We see that across the entire first quadrant \(0\le x\le\frac{\pi}{2}\), the relative error of Microsoft’s 11th order polynomial as implemented (t_mspetkim_5_11) is well-balanced and less than \(10^{-10}\), thus consistently within the limits of the 9.6-digit numerical accuracy of 40-bit floats with their 32-bit mantissa \((32 \lg 2\approx 9.6)\), and it is substantially better than the 11th order Taylor error in the right half of this interval. We also see that Cordic’s relative error is inadequate when implemented naively.
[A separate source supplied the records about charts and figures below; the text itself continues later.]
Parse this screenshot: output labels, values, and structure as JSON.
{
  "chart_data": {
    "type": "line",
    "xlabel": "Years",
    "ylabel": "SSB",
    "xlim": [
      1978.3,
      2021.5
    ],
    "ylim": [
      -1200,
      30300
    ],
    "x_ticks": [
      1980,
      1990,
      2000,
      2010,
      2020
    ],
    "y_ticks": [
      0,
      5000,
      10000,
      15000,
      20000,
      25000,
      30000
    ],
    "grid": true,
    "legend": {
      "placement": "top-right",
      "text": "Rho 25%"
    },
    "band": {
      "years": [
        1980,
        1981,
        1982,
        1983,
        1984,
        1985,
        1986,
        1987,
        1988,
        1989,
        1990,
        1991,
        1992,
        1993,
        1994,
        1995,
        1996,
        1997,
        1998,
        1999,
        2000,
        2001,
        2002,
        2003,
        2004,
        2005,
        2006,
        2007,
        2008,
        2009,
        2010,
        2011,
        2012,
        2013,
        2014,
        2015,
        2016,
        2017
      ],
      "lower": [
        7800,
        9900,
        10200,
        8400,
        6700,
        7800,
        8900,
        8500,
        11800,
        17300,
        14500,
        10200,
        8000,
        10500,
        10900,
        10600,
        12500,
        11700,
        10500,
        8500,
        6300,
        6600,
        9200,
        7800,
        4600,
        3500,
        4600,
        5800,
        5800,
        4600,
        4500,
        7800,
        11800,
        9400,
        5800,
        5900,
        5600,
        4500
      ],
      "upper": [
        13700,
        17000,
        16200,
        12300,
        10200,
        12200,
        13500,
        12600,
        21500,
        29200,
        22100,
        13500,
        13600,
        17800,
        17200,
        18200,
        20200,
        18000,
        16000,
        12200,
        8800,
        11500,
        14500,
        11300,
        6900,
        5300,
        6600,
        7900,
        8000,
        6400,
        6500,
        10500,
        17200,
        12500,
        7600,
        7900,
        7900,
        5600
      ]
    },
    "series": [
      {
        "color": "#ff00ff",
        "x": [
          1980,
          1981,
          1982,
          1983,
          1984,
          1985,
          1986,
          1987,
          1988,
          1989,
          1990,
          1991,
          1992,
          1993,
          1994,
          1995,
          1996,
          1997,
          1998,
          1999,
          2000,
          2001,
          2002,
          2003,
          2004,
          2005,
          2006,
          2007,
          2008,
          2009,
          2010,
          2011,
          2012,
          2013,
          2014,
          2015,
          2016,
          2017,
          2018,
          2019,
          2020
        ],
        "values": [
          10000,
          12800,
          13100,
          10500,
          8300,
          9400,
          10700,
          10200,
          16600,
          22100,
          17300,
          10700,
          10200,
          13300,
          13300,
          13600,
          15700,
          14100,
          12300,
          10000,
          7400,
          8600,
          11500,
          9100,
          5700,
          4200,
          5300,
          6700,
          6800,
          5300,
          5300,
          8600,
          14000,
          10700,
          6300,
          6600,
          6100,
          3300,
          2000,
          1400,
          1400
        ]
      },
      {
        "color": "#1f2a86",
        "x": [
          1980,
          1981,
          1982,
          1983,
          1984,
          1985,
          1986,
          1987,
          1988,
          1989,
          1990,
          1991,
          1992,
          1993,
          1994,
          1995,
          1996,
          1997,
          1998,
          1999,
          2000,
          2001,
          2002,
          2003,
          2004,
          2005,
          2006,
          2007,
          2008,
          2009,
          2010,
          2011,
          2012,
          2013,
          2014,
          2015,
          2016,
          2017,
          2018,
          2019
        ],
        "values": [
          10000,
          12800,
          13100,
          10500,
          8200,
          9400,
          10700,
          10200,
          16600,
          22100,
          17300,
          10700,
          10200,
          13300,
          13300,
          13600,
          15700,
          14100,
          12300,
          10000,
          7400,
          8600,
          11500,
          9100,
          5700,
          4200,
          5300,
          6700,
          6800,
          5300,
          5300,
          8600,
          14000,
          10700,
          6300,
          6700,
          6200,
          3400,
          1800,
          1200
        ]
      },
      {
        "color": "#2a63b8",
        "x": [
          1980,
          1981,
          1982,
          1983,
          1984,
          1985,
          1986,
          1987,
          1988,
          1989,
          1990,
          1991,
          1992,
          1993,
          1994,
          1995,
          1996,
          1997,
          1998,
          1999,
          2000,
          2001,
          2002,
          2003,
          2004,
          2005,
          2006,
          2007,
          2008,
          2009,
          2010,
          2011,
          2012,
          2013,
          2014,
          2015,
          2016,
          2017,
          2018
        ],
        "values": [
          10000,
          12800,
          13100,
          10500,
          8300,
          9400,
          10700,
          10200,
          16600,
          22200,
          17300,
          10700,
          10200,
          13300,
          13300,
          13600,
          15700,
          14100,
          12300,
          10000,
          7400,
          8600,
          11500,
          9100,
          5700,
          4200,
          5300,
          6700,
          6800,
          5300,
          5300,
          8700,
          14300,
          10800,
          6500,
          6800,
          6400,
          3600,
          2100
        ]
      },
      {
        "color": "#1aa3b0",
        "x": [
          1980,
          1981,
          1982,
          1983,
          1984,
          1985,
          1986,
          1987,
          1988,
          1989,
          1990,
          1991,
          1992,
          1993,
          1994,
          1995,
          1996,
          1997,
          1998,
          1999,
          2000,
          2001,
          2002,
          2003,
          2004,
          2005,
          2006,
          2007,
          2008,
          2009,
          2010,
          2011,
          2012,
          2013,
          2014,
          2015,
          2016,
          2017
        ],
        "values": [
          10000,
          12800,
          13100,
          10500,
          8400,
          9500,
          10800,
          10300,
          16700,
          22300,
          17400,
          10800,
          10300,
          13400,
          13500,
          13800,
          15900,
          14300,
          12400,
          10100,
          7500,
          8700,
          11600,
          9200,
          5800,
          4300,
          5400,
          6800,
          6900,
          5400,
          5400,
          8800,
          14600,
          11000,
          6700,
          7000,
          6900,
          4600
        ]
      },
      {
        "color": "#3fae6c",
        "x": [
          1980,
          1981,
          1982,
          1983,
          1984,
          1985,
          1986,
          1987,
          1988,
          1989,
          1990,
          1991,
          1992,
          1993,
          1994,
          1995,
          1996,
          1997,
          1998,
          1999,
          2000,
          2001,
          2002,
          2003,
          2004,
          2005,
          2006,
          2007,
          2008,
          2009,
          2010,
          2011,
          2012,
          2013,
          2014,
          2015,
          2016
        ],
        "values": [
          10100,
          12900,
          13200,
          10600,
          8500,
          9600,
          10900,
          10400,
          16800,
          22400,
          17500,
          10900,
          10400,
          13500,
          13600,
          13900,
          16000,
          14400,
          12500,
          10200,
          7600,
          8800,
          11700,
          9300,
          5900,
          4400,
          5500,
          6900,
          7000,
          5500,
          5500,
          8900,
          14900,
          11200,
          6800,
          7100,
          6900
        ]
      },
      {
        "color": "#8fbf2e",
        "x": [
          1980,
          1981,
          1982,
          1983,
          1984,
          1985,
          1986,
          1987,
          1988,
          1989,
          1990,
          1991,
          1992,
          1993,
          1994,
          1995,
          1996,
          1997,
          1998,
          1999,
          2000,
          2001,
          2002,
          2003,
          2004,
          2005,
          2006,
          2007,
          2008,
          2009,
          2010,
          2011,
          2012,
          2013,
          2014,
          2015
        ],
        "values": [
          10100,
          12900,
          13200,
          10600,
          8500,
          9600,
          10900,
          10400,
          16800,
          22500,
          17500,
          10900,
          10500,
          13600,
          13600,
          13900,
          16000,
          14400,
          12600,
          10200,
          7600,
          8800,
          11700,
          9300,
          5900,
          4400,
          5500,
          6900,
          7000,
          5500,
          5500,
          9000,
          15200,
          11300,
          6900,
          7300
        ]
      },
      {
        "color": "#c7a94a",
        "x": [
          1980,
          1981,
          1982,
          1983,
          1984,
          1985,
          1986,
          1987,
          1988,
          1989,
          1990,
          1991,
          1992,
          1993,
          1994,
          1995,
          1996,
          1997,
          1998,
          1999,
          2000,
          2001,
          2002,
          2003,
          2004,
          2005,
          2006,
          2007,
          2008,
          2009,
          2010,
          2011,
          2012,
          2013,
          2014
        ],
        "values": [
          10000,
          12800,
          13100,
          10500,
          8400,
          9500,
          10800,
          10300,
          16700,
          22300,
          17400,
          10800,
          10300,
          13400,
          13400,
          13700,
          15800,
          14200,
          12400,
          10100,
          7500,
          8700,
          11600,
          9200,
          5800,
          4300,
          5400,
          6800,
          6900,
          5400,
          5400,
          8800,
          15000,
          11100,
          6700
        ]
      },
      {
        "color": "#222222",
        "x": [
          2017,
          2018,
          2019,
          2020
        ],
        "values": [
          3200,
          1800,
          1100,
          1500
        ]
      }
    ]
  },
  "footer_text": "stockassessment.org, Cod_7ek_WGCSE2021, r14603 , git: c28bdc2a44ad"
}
Somewhat surprising is that after correcting the transposed digits (cc_mspetkim_5_11), the values obtained with the coefficients in the comments show practically constant relative error in the entire interval \([0,\frac{\pi}{2}]\). However, this error is significantly worse than t_mspetkim_5_11.

Conclusion: someone had thoroughly done their homework devising the MS-Basic coefficients. We leave it to the reader’s discretion if the transposition in the comments was a bona fide mistake or a deliberate act of concealment of trade secrets. Or, what is probably closest to the truth as we shall see later, the comments referring to Taylor coefficients were added later, not by the original authors, who obviously knew their approximation theory.

In Part 2, we’ll start to delve into the effects of truncation and roundoff error, more MS-Basic implementations, and some theoretical background of these findings.

Notes

The Easter Egg article contains links to several versions of the source codes. The first release of Microsoft Basic for the Altair used 32-bit (4-byte) floats (6 significant decimal digits), a cursory analysis of some aspects of the algorithms (briefly noting that the coefficients are modified with respect to Taylor but not digging deeper) can be found on the Altairbasic web site.